Posted on 14th Feb 2013
45 meter Asteroid to Skirt Very Near Earth on Feb 15
Our home planet is due for a record
setting space encounter on Friday (Feb. 15) of this week, when a space
rock roughly half a football field wide skirts very close by Earth at
break neck speed and well inside the plethora of hugely expensive
communications and weather satellites that ring around us in
geosynchronous orbit.
“There is no possibility of an Earth
impact” by the Near Earth Asteroid (NEO) known as 2012 DA 14, said Don
Yeomans, NASA’s foremost asteroid expert at a media briefing. Well
that’s good news for us – but a little late for the dinosaurs.
At its closest approach in less than 4
days, the 45 meter (150 feet) wide Asteroid 2012 DA14 will zoom by
within an altitude of 27,700 kilometers (17,200 miles). That is some
8000 km (5000 miles) inside the ring of geosynchronous satellites, but
far above most Earth orbiting satellites, including the 6 person crew
currently working aboard the International Space Station.
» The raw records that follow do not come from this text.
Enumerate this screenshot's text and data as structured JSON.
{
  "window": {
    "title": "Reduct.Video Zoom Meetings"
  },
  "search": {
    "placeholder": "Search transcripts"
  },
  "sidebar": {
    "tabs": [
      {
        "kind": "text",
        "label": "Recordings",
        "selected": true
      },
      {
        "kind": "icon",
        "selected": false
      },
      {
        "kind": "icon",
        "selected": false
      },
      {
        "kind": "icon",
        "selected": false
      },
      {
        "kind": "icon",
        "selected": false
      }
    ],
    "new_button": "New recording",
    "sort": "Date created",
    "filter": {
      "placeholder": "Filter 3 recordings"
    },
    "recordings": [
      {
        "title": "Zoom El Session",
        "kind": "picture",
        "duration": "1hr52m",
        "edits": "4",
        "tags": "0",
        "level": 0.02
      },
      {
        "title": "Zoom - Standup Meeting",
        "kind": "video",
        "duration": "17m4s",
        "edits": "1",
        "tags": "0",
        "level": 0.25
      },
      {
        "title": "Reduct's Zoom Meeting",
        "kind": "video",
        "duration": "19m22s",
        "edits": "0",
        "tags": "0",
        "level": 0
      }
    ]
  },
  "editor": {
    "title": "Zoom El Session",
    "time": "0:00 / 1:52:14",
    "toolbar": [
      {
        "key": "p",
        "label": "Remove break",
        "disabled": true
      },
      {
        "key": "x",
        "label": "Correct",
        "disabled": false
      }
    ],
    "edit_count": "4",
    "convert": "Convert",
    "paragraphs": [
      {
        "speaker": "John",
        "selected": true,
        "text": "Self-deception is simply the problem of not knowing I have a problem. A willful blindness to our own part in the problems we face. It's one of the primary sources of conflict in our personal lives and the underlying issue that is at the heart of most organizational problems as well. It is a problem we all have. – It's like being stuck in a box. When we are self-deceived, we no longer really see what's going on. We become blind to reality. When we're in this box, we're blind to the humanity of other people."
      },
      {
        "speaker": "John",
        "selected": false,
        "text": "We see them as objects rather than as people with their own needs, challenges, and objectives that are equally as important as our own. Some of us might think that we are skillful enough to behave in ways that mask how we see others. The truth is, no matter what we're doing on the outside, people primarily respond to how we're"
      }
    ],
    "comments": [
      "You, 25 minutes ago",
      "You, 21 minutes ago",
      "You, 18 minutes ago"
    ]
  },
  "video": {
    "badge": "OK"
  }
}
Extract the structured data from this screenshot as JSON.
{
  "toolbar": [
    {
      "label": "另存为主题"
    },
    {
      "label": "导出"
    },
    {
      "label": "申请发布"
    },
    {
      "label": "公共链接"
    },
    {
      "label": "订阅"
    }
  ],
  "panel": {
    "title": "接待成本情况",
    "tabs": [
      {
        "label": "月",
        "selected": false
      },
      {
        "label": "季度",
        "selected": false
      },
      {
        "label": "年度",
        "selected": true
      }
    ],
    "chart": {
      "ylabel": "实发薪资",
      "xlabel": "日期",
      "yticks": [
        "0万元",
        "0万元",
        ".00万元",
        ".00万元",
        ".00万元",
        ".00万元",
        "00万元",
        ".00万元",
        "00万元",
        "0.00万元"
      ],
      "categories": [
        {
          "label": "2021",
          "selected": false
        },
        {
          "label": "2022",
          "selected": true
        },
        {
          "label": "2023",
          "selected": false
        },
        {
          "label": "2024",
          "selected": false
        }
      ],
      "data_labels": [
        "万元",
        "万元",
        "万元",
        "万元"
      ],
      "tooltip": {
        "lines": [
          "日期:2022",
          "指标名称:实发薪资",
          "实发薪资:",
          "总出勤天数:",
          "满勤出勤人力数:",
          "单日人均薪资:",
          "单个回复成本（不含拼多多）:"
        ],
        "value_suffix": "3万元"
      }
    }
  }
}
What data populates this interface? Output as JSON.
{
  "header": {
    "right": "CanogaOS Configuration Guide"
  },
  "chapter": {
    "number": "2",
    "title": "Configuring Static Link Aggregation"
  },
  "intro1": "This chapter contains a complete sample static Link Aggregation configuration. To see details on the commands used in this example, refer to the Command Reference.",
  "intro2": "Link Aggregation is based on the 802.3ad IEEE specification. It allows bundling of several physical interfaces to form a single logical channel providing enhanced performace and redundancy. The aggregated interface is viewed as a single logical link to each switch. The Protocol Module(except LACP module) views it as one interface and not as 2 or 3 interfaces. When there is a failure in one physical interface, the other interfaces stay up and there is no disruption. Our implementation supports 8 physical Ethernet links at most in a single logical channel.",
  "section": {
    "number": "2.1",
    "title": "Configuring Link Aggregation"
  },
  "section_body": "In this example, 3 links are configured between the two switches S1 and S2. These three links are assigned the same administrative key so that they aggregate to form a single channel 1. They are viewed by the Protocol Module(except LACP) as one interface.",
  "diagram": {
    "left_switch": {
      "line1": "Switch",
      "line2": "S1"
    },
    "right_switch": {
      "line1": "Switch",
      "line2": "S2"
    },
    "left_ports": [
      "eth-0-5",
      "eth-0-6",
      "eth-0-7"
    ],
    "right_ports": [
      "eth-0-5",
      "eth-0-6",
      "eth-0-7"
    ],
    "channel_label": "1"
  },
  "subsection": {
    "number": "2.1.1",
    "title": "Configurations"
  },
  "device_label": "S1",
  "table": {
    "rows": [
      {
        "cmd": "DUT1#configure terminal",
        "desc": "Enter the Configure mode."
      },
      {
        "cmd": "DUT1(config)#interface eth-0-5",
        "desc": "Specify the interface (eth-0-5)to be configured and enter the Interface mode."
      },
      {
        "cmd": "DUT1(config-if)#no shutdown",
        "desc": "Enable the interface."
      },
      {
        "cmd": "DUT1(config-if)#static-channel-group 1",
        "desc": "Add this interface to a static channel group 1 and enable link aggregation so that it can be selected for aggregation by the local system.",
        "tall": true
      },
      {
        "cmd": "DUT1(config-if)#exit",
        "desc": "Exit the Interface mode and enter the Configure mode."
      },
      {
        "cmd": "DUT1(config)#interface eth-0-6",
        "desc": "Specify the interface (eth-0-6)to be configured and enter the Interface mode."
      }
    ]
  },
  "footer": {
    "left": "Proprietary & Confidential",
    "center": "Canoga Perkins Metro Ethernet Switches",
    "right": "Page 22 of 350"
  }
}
Although the likelihood of a satellite
collision is extremely remote, NASA is actively working with satellite
providers to inform them of the space rocks path.
The razor thin close shave takes place
at about 2:24 p.m. EST (11:24 a.m. PST and 1924 UTC) as the asteroid
passes swiftly by at a speed of about 7.8 kilometers per second (17,400
MPH)- or about 8 times the speed of a rifle bullet. For some
perspective, it will be only about 1/13th of the distance to the moon at
its closest.
No known asteroid has ever passed so near to Earth.